I returned to Spring Hill Cemetery in Easton, Md., over the weekend and happened upon a row of graves that turned out to be for one man, his three wives and one of his sons:
William H. Shepard (Jan. 28, 181?-Jan. 8, 1869)
Rebecca A. Thompson (Jan. 21, 1819-Aug. 14, 1849)
Isabella V. Thompson (Jan. 20, 182?-March 21, 1858)
Elizabeth A. (Aug. 12, 182?-Aug. 11, 1892)
William W. Shepard (July 31, 184?-June 4, 187?)
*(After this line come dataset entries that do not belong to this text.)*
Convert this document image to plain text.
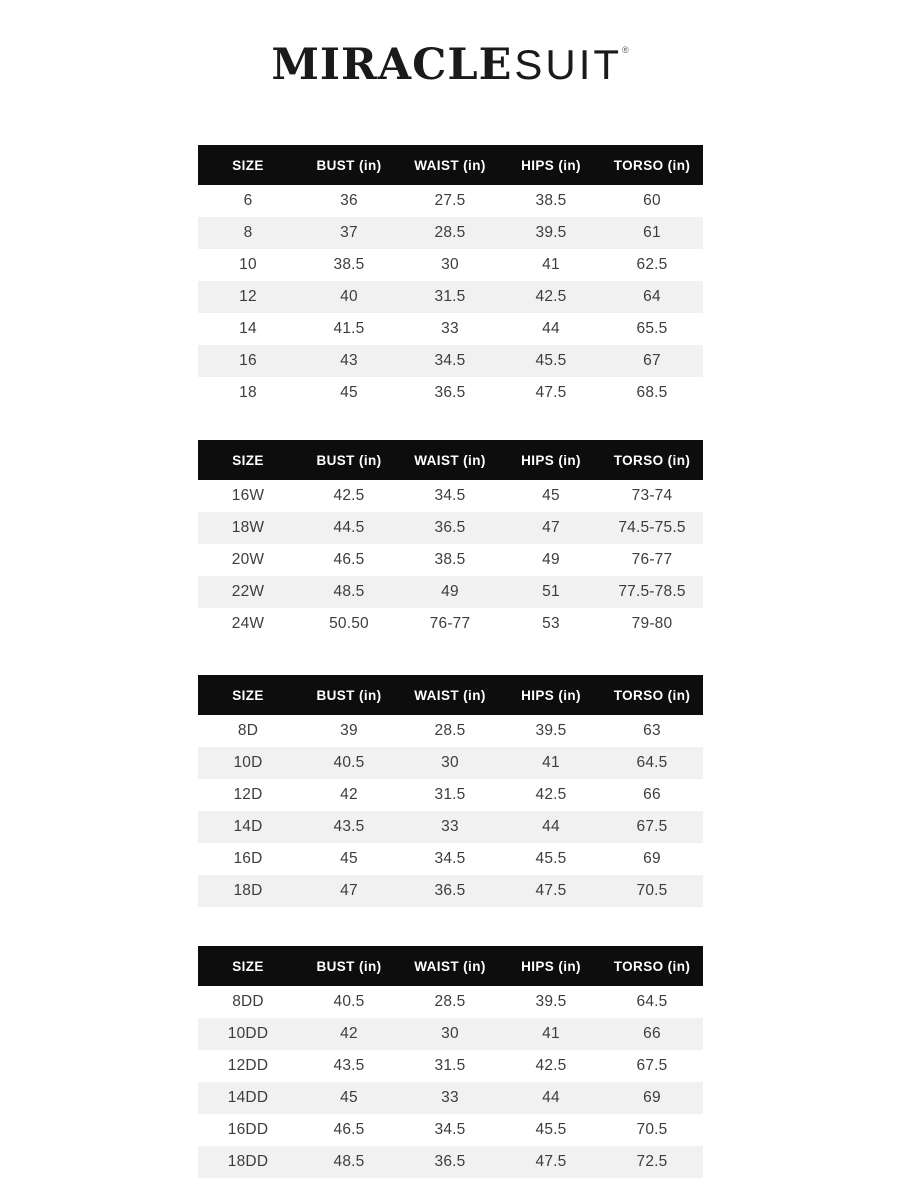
MIRACLESUIT®
SIZE	BUST (in)	WAIST (in)	HIPS (in)	TORSO (in)
6	36	27.5	38.5	60
8	37	28.5	39.5	61
10	38.5	30	41	62.5
12	40	31.5	42.5	64
14	41.5	33	44	65.5
16	43	34.5	45.5	67
18	45	36.5	47.5	68.5
SIZE	BUST (in)	WAIST (in)	HIPS (in)	TORSO (in)
16W	42.5	34.5	45	73-74
18W	44.5	36.5	47	74.5-75.5
20W	46.5	38.5	49	76-77
22W	48.5	49	51	77.5-78.5
24W	50.50	76-77	53	79-80
SIZE	BUST (in)	WAIST (in)	HIPS (in)	TORSO (in)
8D	39	28.5	39.5	63
10D	40.5	30	41	64.5
12D	42	31.5	42.5	66
14D	43.5	33	44	67.5
16D	45	34.5	45.5	69
18D	47	36.5	47.5	70.5
SIZE	BUST (in)	WAIST (in)	HIPS (in)	TORSO (in)
8DD	40.5	28.5	39.5	64.5
10DD	42	30	41	66
12DD	43.5	31.5	42.5	67.5
14DD	45	33	44	69
16DD	46.5	34.5	45.5	70.5
18DD	48.5	36.5	47.5	72.5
Unfortunately, many of the dates are wearing away and were too difficult for me to discern. I haven’t been able to find much out about the Shepards and the Thompsons. In the 1850 U.S. census on Ancestry.com, Isabella appears in William H.’s household with two other Thompson women and his children. I don’t think she is William’s wife yet (it’s only a year after Rebecca passed away) — Isabella’s name isn’t immediately after his in the schedule, as one would expect if she were the wife. Her last name is listed as Thompson and not Shepard.
I find it interesting that the Thompson women have their maiden names listed on their tombstones. I wonder if Rebecca and Isabella were sisters. It is probable that they were related in some way, and I don’t think that was unusual back then. My guess is that when Rebecca married William, she brought family members with her to live with them. When Rebecca passed away, William married one of those relatives (I haven’t been able to find proof any of this yet, it’s just a hunch).
I’m wondering if Elizabeth A. took Shepard’s last name as her own and that is why there is no other surname on her tombstone. She was not one of the Thompson women living with Shepard up to this point. Even though she survived into the 1890s, I’ve been unable to find her in any of the censuses so far. She would have been in her 50s when William H. passed away. I don’t know how likely it is that she would have remarried, but I suppose it’s possible.
William (senior, I’m assuming) is listed as a slave owner in 1860 according to the slave schedules in the U.S. census that year. In that year, William H. is living with three daughters and still has a Sarah Thompson living with him. It doesn’t appear that Elizabeth was on the scene yet.
William W. can be found living with his father in 1850, but by the 1860 census he is apprenticed to a master painter and is living with him and his family instead.